"Wait 'til they get a load of us in our sparkling little suits," says Pierce Brosnan on the Making Of, half-smirking, halfsmouldering. "By God."
Quite. Mamma Mia! is camp ’n’ cheesy – no surprise there. It’s also shoddily cut and choreographed, wincingly plotted (perky Amanda Seyfried invites possible dads Brosnan, Colin Firth and Stellan Skarsgard to her island wedding; everyone sings) and falls arse over tit with its ill-timed, ill-advised slapstick.
Yet, if anything, it’s more irresistible than risible, glossing flaws with postcard visuals and sheer exuberance.
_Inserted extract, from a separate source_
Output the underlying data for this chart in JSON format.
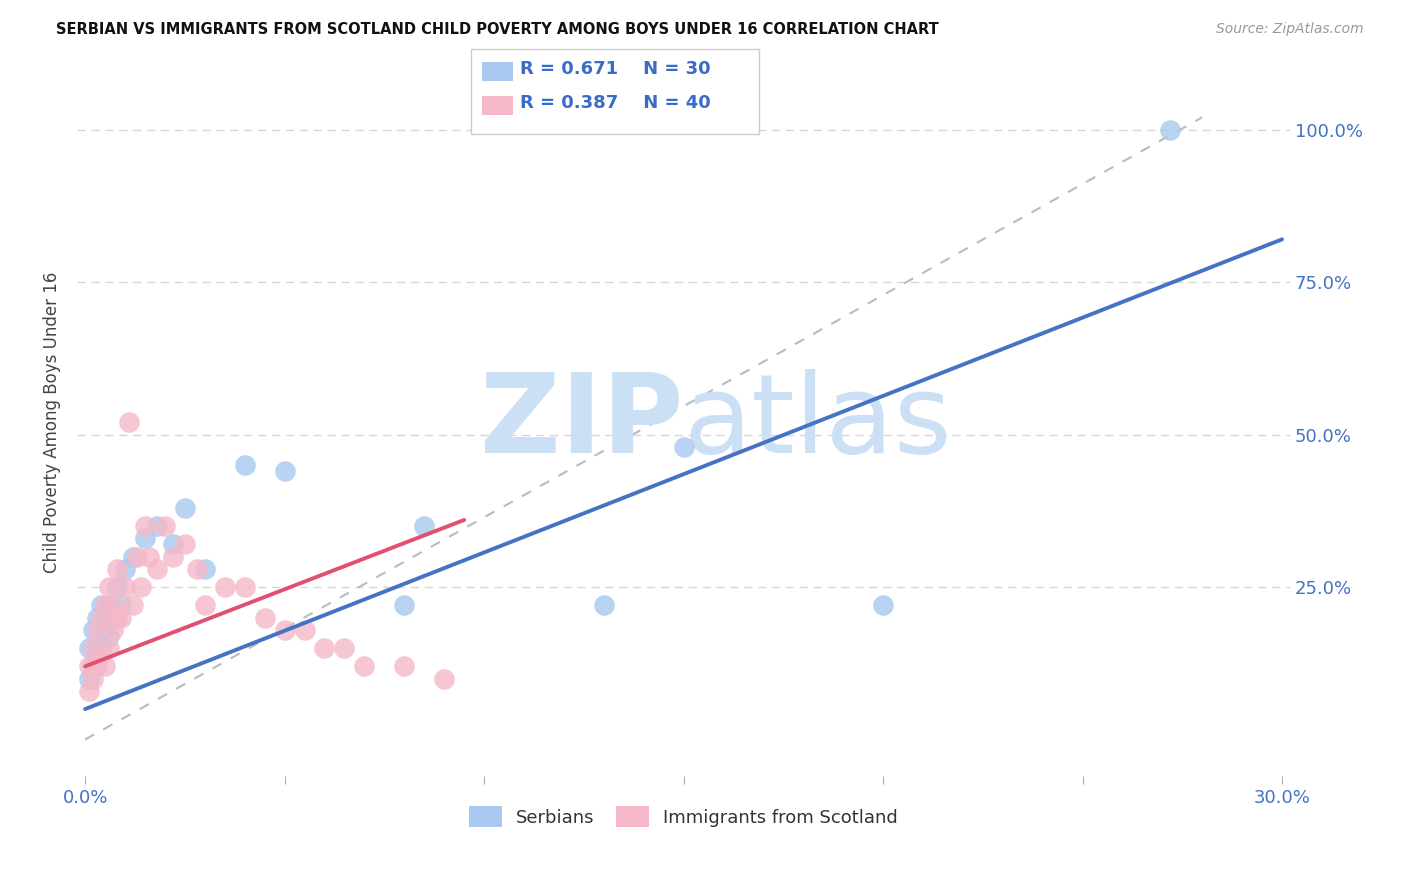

And so we have Meryl Streep – she of Sophie’s Choice and A Cry In The Dark – trampolining on beds, singing into hairdryers and playing a spirited air-guitar; the non-stop action, meanwhile, careens over bone-white beaches and sunkissed courtyards, into jewelled bays.
Shot over 80 days, many of them at the UK’s Pinewood Studios, it’s clear everyone was having the proverbial blast as they sought to “capture the tone” (says producer Gary Goetzman) of the stage play.
The transition’s success is evident in the numbers: for the play’s 32m viewers, try a Titanicbothering £66m at the UK box-office.